Cambi THP models differ mainly in the size and number of their reactors or vessels, which translates to the system's processing or loading capacity. There are four models: the B2, B4, B6, and B12. The number following "B" corresponds to the vessel size, so a B2 system has reactor vessels with a capacity of 2 cubic meters. Each system or "train", as it is called, can have anywhere between 2-6 reactors. So a B6-4, for example, has 4 reactors, each with a size of 6 cubic meters.

Cambi's Services division has several long-term offerings for clients after a THP system commences operations. These include but are not limited to technical support during annual shutdowns, site management services, operator training, the sales of spare parts, the provision of upgrades and expansions, and real-time monitoring of the THP system via Cambi Plus. Plus is a digital platform for THP system monitoring that can provide clients with data and recommendations for efficiency.

The implementation or execution of a THP project or system differs from client to client but generally follows these steps: engineering design, manufacturing and factory tests, physical delivery of the THP system to the site, installation, on-site tests and commissioning.

Thermal hydrolysis breaks down organic matter at high temperatures and pressures, making it easier for the anaerobic digestion process that follows to extract biomethane or biogas from sludge. By increasing the sludge's biodegradability, it boosts biogas production by around 30-50% compared to conventional anaerobic digestion. The increased biogas can then be converted into electricity or heat, reducing reliance on external energy sources, which are often fossil fuel-based.

Thermal hydrolysis can significantly reduce wastewater treatment plants' carbon footprints.

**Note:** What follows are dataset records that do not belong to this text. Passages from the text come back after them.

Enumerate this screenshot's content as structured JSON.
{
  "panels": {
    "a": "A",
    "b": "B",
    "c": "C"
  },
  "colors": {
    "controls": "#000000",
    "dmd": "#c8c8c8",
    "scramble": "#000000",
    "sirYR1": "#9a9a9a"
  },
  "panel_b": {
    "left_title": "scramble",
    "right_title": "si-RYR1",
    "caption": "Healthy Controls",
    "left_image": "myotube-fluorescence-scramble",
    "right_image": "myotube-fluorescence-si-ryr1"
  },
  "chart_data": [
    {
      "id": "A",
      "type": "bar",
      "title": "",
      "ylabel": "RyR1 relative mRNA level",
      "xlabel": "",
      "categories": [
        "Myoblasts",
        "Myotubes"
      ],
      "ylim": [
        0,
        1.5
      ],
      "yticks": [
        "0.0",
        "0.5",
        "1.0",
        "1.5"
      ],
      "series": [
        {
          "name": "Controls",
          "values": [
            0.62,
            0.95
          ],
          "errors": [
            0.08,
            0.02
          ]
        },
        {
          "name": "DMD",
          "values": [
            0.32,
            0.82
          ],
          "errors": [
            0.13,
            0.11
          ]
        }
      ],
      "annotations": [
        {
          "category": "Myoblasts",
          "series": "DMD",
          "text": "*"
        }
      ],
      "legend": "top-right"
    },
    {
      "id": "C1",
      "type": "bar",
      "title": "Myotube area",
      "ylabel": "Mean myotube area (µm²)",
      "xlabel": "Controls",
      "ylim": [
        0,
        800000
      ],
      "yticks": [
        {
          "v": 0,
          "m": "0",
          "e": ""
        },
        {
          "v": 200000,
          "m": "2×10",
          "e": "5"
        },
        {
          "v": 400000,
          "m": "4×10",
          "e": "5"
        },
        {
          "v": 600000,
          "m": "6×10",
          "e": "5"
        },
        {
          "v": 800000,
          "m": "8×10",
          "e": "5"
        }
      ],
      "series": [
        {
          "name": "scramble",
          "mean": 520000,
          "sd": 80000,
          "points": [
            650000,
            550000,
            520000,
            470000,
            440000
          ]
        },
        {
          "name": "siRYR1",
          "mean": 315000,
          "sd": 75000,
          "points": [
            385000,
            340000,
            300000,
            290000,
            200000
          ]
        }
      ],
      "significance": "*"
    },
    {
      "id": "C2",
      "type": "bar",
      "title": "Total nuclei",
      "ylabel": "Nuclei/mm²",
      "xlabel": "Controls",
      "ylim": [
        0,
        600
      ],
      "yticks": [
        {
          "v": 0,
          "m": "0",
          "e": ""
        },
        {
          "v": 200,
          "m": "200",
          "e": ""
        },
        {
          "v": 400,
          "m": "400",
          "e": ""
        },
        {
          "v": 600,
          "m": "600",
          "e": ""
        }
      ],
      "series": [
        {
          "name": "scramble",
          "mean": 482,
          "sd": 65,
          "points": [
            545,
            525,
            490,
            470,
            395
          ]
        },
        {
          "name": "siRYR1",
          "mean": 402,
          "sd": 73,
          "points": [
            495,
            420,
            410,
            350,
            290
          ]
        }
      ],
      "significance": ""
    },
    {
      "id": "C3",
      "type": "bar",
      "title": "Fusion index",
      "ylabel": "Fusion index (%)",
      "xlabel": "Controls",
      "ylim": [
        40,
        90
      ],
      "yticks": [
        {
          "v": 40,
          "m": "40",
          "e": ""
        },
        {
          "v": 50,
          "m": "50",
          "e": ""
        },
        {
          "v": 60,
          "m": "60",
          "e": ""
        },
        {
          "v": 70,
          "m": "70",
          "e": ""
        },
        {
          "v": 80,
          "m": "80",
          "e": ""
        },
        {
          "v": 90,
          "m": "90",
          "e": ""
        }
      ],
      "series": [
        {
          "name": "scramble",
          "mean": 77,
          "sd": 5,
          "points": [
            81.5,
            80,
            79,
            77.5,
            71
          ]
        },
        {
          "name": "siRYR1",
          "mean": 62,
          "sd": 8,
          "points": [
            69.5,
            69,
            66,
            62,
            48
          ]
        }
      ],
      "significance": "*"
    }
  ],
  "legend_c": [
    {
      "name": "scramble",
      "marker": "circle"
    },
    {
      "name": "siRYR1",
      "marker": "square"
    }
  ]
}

By enhancing biogas production, it allows for greater energy recovery, reducing reliance on external fossil energy sources. Additionally, it reduces the volume of biosolids that need to be transported. When further thermal processing, such as drying or incineration, is required, the energy demand decreases significantly. Overall, thermal hydrolysis helps optimise energy efficiency and contributes to a more sustainable, low-carbon operation.

The reuse of biosolids occurs via one of two methods: land application or thermal processing such as drying, incineration or pyrolysis. Land application reuses biosolids either as soil improver or fertiliser or as a medium for landscaping, reclamation or restoration. Methods like incineration, on the other hand, can use biosolids as fuel or feedstock for cement production. National regulations for biosolids reuse and local land availability often determine which option the plant chooses.